Per-class F1 (in-domain): responsibilities 0.789 · requirements 0.760 ·
terms 0.795 · notes 0.684 · **junk 0.374**.
</details>

### Использование (Python · coremltools)

```python
import numpy as np
import coremltools as ct
from transformers import AutoTokenizer

REPO = "russian-oracle/rubert-tiny-vacancy-section-classifier-coreml"
LABELS = ["responsibilities", "requirements", "terms", "notes", "junk"]

tok = AutoTokenizer.from_pretrained(REPO)                  # tokenizer.json в этом репо
mlmodel = ct.models.MLModel("section_classifier.mlpackage")  # hf download ... локально

text = "Опыт работы с Python от 3 лет, знание Django и PostgreSQL."
enc = tok(text, return_tensors="np", padding="max_length",
          truncation=True, max_length=128)
ids = enc["input_ids"].astype(np.int32)
out = mlmodel.predict({
    "input_ids": ids,
    "attention_mask": enc["attention_mask"].astype(np.int32),
    "token_type_ids": enc.get("token_type_ids", np.zeros_like(ids)).astype(np.int32),
})
logits = np.asarray(out["logits"]).reshape(-1)
print(LABELS[int(logits.argmax())])        # → requirements
# вероятности: softmax(logits)
```

> `coremltools` требует нативных биндингов, которые есть только в части сборок
> CPython (надёжно работает wheel под 3.12). Запускайте предсказание под таким
> интерпретатором.

**Рекомендуемая агрегация (как используется в продакшене):** разбейте полное
описание на фрагменты по предложениям (например, `razdel` + переводы строк),
классифицируйте каждый, возьмите мажоритарную метку на чанк; фрагменты `junk`
отправляются в корзину «orphans», а не в структурированный вывод.

### Обучение

- **База:** `cointegrated/rubert-tiny` (BERT, 312 hidden, 3 слоя, словарь 29 564).
- **Происхождение:** многоступенчатый файн-тюн — rubert-tiny → промежуточный
  extractor → 4-class → 5-class → **5-class «rechunked»** (эта модель).
  Warm-start с предыдущего 5-class чекпойнта.
- **Данные:** ~12–13 тыс. фрагментов русских IT-вакансий, **переразмечены
  Claude Opus** (silver → дистилляция), перечанкованы сплиттером `razdel` по
  предложениям + границам строк.
- **Лосс:** взвешенная по классам кросс-энтропия (balanced inverse-frequency)
  против дисбаланса секций.
- **Расписание:** 8 эпох с ранней остановкой (patience 3, лучшая ≈ эпоха 3),
  batch 32, lr 3e-5, weight decay 0.01, warmup ratio 0.1, линейный спад, seed 42,
  `max_length` 128, обучение на Apple MPS в fp32.
- **Экспорт:** coremltools 9.0, `compute_precision=FLOAT16`,
  `compute_units=ALL`, `position_ids` зашит как константный буфер (обход
  ограничения const-fold); проверено на 100% argmax-parity с PyTorch-источником.

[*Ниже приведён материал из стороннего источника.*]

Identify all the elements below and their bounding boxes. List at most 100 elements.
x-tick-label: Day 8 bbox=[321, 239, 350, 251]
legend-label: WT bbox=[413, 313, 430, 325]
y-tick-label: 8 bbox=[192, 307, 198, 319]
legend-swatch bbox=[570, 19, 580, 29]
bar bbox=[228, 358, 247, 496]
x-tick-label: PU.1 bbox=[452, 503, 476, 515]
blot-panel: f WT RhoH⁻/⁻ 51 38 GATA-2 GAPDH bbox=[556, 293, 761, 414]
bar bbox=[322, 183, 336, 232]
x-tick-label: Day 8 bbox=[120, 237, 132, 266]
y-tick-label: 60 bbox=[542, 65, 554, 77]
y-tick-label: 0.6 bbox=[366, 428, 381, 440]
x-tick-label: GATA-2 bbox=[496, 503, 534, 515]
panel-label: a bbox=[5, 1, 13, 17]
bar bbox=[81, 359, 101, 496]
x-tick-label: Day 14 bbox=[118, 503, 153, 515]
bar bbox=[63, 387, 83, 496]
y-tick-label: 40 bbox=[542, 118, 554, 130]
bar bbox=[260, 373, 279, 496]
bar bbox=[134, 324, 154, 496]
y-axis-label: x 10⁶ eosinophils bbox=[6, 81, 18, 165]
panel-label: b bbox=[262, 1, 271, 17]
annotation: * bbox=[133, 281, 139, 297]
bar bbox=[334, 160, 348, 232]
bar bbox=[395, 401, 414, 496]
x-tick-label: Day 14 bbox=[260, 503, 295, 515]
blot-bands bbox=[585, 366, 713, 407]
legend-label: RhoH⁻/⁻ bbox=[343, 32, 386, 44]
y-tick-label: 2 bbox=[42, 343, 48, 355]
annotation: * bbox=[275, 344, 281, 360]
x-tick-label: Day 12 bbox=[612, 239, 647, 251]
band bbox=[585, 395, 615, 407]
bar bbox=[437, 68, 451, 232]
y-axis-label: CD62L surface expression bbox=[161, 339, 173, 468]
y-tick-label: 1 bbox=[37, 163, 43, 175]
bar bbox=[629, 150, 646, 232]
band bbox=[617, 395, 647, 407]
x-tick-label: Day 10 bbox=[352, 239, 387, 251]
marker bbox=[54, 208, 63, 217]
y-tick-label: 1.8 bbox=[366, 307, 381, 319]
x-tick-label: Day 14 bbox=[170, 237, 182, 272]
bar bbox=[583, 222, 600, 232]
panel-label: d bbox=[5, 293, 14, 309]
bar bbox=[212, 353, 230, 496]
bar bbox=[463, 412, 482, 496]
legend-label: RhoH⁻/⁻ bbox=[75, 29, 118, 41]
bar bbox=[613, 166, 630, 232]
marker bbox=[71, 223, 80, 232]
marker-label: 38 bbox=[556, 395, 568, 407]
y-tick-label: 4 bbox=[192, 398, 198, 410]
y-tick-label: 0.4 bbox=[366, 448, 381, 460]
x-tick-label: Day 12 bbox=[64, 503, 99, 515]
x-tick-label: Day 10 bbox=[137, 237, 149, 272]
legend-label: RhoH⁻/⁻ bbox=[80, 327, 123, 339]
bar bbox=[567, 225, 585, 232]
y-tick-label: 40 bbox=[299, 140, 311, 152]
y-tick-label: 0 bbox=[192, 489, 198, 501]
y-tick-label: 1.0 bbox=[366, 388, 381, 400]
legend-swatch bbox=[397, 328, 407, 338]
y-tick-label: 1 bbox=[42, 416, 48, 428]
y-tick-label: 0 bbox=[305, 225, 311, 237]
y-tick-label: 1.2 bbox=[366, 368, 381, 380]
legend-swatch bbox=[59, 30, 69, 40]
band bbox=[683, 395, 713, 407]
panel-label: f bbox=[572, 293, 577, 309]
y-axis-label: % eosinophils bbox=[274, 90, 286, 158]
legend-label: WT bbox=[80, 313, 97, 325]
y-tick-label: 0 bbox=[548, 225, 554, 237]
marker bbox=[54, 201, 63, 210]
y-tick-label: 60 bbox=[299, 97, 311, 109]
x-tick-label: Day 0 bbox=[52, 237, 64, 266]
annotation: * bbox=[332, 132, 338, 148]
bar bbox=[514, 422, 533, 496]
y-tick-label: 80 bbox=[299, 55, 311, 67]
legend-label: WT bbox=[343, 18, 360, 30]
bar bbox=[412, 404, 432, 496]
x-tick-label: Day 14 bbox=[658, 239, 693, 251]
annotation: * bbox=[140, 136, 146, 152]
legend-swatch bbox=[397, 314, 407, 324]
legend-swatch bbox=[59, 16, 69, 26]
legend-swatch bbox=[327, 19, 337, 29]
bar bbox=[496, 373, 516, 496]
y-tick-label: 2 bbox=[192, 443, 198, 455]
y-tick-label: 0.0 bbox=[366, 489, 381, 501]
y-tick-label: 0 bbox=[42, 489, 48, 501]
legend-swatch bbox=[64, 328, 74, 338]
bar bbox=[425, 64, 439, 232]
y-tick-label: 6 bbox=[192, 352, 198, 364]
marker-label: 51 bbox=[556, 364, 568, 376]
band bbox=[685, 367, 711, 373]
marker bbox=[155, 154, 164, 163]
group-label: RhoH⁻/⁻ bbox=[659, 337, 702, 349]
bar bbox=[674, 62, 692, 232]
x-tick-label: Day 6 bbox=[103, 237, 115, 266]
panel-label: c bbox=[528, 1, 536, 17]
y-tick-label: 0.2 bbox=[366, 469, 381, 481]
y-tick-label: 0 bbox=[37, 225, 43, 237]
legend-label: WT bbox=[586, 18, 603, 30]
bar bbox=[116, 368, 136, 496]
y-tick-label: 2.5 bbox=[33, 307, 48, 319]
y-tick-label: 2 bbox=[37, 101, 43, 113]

### Ограничения и смещения

- **Низкий junk recall (33.3%).** Модель чаще оставляет шум, чем отсеивает его;
  граница `notes` ↔ `junk` — самая сложная (junk F1 0.374). Если важен чистый
  роутинг — добавьте downstream-фильтр.
- **Домен:** обучена на русских **IT**-вакансиях. Другие отрасли, языки или
  не-вакансионный текст — вне распределения.
- **Гранулярность:** классифицирует *отдельный фрагмент*, а не вакансию целиком.
  Для полных описаний используйте схему chunk-then-vote выше.
- **Длина последовательности:** фиксированные 128 токенов; длиннее — обрезается.
- Метки дистиллированы из LLM (Claude Opus) и наследуют её смещения.

### Лицензия

**MIT** — как и у базовой модели `cointegrated/rubert-tiny`.

### Цитирование

См. BibTeX в английской секции выше.